To do the test, simply load the machine language program, type NEW, then paste the BASIC test program (using VICE). Remember to press the return key to store line 50.

To test the speed of the routine, I have coded a simple program that draws eight parabolic segments. For these tests, it appears that computing 16 bit squares by using this routine is faster than using a standard 16 bit bit-shifting multiply.

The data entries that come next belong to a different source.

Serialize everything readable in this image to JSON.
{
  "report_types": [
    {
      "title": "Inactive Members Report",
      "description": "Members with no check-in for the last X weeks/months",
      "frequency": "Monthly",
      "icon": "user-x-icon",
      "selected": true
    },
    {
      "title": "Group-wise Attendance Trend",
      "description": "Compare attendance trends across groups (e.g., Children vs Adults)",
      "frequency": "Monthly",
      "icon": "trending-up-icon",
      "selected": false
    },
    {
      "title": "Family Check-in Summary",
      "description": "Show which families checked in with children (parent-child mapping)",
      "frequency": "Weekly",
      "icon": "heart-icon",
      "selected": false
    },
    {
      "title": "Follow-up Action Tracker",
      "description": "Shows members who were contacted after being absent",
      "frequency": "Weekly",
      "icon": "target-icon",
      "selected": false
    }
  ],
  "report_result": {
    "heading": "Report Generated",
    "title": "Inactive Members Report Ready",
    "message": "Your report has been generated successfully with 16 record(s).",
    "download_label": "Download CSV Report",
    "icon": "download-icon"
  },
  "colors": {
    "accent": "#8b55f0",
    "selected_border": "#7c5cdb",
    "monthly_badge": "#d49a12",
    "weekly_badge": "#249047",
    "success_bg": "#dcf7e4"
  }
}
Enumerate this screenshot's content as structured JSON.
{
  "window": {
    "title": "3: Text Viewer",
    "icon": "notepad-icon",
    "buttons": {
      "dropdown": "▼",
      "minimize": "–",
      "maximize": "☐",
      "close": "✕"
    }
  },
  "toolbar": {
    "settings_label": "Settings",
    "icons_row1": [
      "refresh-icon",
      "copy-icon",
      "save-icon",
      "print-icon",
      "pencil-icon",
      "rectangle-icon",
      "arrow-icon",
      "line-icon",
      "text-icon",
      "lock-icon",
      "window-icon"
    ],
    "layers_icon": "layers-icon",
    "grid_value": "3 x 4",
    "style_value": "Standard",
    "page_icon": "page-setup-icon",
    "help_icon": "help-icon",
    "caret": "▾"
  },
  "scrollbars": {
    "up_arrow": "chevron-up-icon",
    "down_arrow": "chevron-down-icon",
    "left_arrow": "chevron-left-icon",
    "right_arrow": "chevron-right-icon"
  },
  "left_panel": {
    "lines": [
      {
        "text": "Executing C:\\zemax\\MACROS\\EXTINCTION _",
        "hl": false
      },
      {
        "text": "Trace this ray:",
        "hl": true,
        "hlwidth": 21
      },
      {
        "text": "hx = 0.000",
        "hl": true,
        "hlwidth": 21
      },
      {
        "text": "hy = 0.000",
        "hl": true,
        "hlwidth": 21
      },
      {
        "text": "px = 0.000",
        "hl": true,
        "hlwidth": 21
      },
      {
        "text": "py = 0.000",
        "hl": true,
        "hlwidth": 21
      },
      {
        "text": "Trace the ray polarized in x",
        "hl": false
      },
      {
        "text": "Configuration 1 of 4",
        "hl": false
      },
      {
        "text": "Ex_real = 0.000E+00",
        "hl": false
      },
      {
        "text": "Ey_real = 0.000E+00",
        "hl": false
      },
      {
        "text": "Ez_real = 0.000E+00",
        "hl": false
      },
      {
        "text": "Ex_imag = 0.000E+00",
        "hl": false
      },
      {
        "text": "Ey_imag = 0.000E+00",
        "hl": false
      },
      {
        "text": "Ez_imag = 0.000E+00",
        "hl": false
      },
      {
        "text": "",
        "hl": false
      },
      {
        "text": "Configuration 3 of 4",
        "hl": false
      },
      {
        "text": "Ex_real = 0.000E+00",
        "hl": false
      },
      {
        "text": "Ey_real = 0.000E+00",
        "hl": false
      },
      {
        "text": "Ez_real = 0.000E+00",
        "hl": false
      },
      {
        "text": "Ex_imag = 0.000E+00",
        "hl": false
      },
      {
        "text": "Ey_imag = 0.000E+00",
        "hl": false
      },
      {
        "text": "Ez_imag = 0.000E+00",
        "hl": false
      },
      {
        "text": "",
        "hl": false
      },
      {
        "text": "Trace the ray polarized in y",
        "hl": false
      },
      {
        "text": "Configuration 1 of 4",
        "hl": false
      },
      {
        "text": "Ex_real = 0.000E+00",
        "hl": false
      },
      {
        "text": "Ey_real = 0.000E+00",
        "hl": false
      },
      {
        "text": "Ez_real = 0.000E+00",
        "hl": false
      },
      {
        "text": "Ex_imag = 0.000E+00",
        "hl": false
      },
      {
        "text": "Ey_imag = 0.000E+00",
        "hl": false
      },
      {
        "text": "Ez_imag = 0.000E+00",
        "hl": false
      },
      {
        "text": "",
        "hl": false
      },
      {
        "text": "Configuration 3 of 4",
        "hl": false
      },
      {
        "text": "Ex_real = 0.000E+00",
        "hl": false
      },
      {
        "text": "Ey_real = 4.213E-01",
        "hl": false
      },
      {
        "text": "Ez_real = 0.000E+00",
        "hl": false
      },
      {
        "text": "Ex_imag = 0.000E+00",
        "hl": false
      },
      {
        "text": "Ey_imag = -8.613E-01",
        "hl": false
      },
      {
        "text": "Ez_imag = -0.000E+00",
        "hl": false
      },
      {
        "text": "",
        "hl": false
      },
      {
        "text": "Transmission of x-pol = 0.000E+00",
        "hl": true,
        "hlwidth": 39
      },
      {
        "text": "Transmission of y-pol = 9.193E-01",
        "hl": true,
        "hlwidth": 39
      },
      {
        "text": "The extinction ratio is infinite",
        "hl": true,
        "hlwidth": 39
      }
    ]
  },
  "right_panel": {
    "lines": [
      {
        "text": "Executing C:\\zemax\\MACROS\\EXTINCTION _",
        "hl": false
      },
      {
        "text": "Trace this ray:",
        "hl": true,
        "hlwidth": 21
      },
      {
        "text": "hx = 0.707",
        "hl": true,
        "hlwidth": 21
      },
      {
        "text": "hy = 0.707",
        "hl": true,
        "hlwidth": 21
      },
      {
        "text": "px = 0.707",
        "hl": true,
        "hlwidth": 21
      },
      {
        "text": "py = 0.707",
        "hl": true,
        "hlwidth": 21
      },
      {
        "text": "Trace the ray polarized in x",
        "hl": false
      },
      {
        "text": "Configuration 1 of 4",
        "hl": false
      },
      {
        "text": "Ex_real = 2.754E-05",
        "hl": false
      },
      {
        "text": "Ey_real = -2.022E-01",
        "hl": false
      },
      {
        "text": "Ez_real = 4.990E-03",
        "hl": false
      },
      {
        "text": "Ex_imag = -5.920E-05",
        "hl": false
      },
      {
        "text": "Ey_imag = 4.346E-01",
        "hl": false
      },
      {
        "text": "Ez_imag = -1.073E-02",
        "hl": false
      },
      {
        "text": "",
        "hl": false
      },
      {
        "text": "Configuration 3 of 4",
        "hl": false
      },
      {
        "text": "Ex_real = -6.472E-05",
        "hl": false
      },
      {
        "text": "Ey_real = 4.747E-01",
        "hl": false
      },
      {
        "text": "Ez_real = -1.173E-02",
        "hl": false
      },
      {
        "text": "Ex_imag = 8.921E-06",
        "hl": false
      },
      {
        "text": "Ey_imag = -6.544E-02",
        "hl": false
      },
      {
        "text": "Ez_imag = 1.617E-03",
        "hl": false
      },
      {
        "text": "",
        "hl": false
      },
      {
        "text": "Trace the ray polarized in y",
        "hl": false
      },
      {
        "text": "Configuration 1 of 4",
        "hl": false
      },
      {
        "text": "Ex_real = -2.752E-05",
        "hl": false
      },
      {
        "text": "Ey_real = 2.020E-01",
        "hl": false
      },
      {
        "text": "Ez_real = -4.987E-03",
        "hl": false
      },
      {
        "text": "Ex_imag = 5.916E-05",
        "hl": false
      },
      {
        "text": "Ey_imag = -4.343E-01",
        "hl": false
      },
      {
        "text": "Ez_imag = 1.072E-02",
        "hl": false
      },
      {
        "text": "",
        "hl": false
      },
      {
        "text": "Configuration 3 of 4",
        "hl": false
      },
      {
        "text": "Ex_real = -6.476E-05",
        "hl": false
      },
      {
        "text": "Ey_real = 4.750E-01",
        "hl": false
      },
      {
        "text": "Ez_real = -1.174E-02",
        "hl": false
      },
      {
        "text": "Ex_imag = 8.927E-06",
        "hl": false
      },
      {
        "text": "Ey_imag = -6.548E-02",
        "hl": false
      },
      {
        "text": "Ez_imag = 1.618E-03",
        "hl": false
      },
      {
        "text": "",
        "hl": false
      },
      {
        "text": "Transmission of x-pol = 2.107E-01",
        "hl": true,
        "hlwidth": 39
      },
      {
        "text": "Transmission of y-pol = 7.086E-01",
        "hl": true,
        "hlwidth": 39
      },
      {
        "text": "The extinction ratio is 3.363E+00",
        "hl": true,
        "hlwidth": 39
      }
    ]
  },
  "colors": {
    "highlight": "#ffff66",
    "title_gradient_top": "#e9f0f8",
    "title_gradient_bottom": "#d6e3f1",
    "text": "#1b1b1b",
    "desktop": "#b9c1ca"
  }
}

**DOWNLOAD: parabolic segments using 16 bit squares routine (prg file)**

**DOWNLOAD: parabolic segments using 16 bit squares routine (source code)**

**DOWNLOAD: parabolic segments using 16 bit bit-shifting multiply (prg file)**

**DOWNLOAD: parabolic segments using 16 bit bit-shifting multiply (source code)**

The program using the 16 bit squares routine discussed above takes 1.8 seconds. The program using the standard 16 bit multiply routine takes 2.3 seconds instead. Of course, if we have to draw more segments, the speed advantage obtained becomes greater.

The above programs have been coded to be inefficient, as they are intended as benchmarks. For the sake of clarity, the following program draws the above picture faster.

**DOWNLOAD: faster parabolic segments (prg)**

**DOWNLOAD: faster parabolic segments (source code)**

This one is more techy article then usual, but still great.

I really enjoy reading and playing with stuff & knowledge you’re sharing.

Keep on with great work!

Best regards…

Many thanks Crispin! And thanks for your e-mail too. Have fun with your C64!